Brian Pool is a commercial beekeeper and as it turns out he lives just a few miles from me in the Scottish Borders. As well as having hives across many sites including Edinburgh Zoo, on Edinburgh city-centre rooftops, at The Secret Herb Garden, Stobo, Biggar, on The Pentland hills and East Lothian, he also runs bee keeping classes. We visited him at Colstoun Cookery School just outside Haddington in East Lothian for an Introduction to bee keeping.

Photo'bummed' by a bee!
Photo’bummed’ by a bee!

Brian has been keeping bees since he was 5 years old and is a 3rd generation beekeeper and he clearly knows his stuff, the day was incredibly interesting as we were taken through the activity and life cycle of honey bees – wow, is all I can say! Some of it was pretty mind blowing:

  • A Queen lays 1500-2000 eggs a day & lives up to 5 years
  • A female worker bee lives 6 weeks & produces just 1 teaspoon of honey in that time.

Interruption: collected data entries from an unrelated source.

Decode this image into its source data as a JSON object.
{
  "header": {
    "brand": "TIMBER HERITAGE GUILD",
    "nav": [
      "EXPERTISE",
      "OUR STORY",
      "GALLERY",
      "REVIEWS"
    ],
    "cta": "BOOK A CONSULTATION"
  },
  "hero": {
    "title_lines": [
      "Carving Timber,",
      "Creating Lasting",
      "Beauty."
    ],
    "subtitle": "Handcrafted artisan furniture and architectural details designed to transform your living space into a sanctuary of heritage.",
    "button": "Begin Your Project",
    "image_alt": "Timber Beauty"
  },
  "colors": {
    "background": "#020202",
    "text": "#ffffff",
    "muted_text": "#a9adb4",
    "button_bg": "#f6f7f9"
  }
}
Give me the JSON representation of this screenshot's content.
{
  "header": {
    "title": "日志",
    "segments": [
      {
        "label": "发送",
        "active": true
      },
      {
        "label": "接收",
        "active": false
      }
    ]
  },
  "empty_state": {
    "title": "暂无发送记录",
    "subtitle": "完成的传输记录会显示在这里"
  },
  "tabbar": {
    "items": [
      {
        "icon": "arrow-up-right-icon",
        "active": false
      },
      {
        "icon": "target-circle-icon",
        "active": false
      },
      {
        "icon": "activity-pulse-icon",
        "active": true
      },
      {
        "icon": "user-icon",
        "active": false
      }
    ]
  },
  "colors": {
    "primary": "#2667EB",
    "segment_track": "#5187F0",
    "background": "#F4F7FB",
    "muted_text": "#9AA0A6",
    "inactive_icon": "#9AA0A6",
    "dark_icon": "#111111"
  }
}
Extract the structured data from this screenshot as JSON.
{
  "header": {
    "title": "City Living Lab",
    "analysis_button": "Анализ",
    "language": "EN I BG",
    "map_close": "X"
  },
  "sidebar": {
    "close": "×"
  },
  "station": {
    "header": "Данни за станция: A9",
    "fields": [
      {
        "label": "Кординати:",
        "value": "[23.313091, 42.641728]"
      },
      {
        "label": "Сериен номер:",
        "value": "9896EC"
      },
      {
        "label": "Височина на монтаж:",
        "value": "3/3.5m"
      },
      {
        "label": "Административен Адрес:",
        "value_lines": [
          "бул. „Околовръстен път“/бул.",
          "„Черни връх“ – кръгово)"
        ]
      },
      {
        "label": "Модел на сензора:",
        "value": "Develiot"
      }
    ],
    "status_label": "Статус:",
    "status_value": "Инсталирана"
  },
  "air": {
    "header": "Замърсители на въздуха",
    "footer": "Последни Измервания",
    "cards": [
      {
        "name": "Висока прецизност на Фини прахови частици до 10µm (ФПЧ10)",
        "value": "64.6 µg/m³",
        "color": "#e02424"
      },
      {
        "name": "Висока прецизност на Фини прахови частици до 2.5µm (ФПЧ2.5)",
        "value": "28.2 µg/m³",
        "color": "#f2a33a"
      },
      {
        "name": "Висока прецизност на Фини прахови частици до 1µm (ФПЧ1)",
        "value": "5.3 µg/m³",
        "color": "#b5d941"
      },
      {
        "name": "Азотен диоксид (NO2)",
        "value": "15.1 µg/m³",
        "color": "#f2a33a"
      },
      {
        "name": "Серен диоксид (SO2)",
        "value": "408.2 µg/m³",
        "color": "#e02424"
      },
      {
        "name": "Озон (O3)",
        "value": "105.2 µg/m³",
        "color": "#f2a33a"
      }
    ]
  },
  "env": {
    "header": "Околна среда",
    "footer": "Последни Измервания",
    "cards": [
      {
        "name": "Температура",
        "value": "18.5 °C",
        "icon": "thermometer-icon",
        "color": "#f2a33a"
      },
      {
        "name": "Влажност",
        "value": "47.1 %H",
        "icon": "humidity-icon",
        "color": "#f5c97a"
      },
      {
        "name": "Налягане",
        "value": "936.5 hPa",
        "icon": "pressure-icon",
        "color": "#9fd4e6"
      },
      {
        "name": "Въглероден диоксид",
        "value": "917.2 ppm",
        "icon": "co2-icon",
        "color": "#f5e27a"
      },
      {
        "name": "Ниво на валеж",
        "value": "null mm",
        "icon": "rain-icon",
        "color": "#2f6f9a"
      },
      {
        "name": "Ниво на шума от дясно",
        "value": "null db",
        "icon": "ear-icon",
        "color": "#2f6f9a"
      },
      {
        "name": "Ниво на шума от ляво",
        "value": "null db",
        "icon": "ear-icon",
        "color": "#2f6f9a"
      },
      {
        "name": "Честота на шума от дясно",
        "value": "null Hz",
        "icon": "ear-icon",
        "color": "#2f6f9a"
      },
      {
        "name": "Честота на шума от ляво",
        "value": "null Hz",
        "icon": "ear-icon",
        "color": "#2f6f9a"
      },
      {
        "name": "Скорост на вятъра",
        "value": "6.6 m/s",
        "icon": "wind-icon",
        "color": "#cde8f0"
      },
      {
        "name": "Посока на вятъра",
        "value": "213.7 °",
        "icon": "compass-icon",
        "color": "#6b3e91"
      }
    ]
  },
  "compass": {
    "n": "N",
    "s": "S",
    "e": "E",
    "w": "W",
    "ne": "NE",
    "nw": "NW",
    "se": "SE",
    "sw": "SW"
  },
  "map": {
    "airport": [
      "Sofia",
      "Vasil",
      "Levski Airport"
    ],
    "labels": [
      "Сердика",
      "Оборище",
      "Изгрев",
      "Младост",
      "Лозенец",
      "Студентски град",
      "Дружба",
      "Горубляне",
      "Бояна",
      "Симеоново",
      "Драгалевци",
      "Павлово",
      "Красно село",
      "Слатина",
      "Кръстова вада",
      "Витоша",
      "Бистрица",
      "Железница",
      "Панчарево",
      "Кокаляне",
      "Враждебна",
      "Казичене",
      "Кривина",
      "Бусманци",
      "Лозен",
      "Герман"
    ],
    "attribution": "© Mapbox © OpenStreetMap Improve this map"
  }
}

We covered all aspects from the components of a beehive and different types of hives, different types of bees, best plants for foraging bees throughout the year, swarm control and colony management, disease and pests management.

Colstoun Cookery School whip up a great lunch
Colstoun Cookery School whip up a great lunch

We also got to get suited and booted to visit the bee hives where Brian prepared the hives for the Winter season and removed the honey crop so that we could take it back and try the honeycomb. There was something incredibly dreamy about the sound of the bees in the Autumn sunshine, it made me feel quite drowsy.

This was a really special day, made even more so by the spectacular al fresco lunch that Fiona at Colstoun Cookery School put on for us. I so wish we could have bees too, we really need a bigger garden…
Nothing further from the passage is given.